Dans son cahier noir, Émile aurait écrit : « Yvonne habitait avec Odette et souvent elle apportait le manger à Gustave et Charles-Marie dans la cordonnerie. Des fois Gustave était pas là. » Voilà ce qui permettrait à Nora de déduire la date, le lieu de la conception de Ti Paul et le nom du père ! Je n’ai rien trouvé dans le dossier jaune qui pourrait nous mettre sur la piste d’une autre paternité, néanmoins, je jugeais cette déduction injustifiée. Charles-Marie, le père de Ti Paul ?

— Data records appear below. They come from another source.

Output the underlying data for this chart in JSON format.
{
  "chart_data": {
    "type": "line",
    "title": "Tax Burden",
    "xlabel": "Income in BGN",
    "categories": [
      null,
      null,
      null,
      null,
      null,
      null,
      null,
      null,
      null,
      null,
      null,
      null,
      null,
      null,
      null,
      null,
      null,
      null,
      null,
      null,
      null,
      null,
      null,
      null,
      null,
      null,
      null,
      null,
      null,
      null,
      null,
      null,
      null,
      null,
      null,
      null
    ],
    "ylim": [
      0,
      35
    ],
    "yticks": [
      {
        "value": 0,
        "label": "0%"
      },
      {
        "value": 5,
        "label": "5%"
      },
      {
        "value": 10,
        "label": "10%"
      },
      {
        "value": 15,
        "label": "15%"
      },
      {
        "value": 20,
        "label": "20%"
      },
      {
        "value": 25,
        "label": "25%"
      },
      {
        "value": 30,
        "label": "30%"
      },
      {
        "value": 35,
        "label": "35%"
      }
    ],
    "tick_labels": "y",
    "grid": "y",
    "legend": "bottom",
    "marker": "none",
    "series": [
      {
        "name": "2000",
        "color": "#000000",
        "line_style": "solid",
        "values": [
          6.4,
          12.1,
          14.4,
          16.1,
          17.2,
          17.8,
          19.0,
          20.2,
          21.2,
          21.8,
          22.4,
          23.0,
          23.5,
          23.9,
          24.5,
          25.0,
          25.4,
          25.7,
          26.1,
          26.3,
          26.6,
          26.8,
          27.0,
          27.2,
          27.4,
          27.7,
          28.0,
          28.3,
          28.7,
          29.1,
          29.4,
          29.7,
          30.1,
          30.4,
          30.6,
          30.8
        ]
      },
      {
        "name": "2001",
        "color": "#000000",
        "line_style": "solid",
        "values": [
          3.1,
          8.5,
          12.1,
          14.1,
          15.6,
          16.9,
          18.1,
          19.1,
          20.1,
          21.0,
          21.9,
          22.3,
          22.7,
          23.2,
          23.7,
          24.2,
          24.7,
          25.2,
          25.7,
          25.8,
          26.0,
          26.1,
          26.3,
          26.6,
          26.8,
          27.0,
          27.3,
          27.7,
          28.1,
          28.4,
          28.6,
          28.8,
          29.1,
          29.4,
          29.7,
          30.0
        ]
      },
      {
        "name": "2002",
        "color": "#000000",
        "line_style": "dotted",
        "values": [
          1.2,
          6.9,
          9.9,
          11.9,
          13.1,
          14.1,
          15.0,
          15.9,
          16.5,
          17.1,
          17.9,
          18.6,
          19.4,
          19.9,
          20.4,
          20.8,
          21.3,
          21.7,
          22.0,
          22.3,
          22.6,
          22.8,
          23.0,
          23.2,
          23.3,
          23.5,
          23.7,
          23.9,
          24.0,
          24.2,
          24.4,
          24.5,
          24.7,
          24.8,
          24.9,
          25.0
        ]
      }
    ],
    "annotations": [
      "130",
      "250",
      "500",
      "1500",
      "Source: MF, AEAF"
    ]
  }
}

Avouez que la situation devenait pour le moins complexe si l’on mettait bout à bout tous les « scénarios évidents » de Nora. Ti Paul, le fils d’Yvonne, aurait été conçu avec Charles-Marie, le futur mari (et demi-frère) d’Odette, sa cousine (et demi-sœur), lui-même (Charles-Marie) étant son demi-frère à elle (Yvonne) ! Cela constituerait aussi, le deuxième inceste de cette histoire. Ça faisait beaucoup ; ça faisait trop. Je ne pouvais m'empêcher de penser que Nora avait tout inventé, mais même dans un roman, ça ne passerait pas.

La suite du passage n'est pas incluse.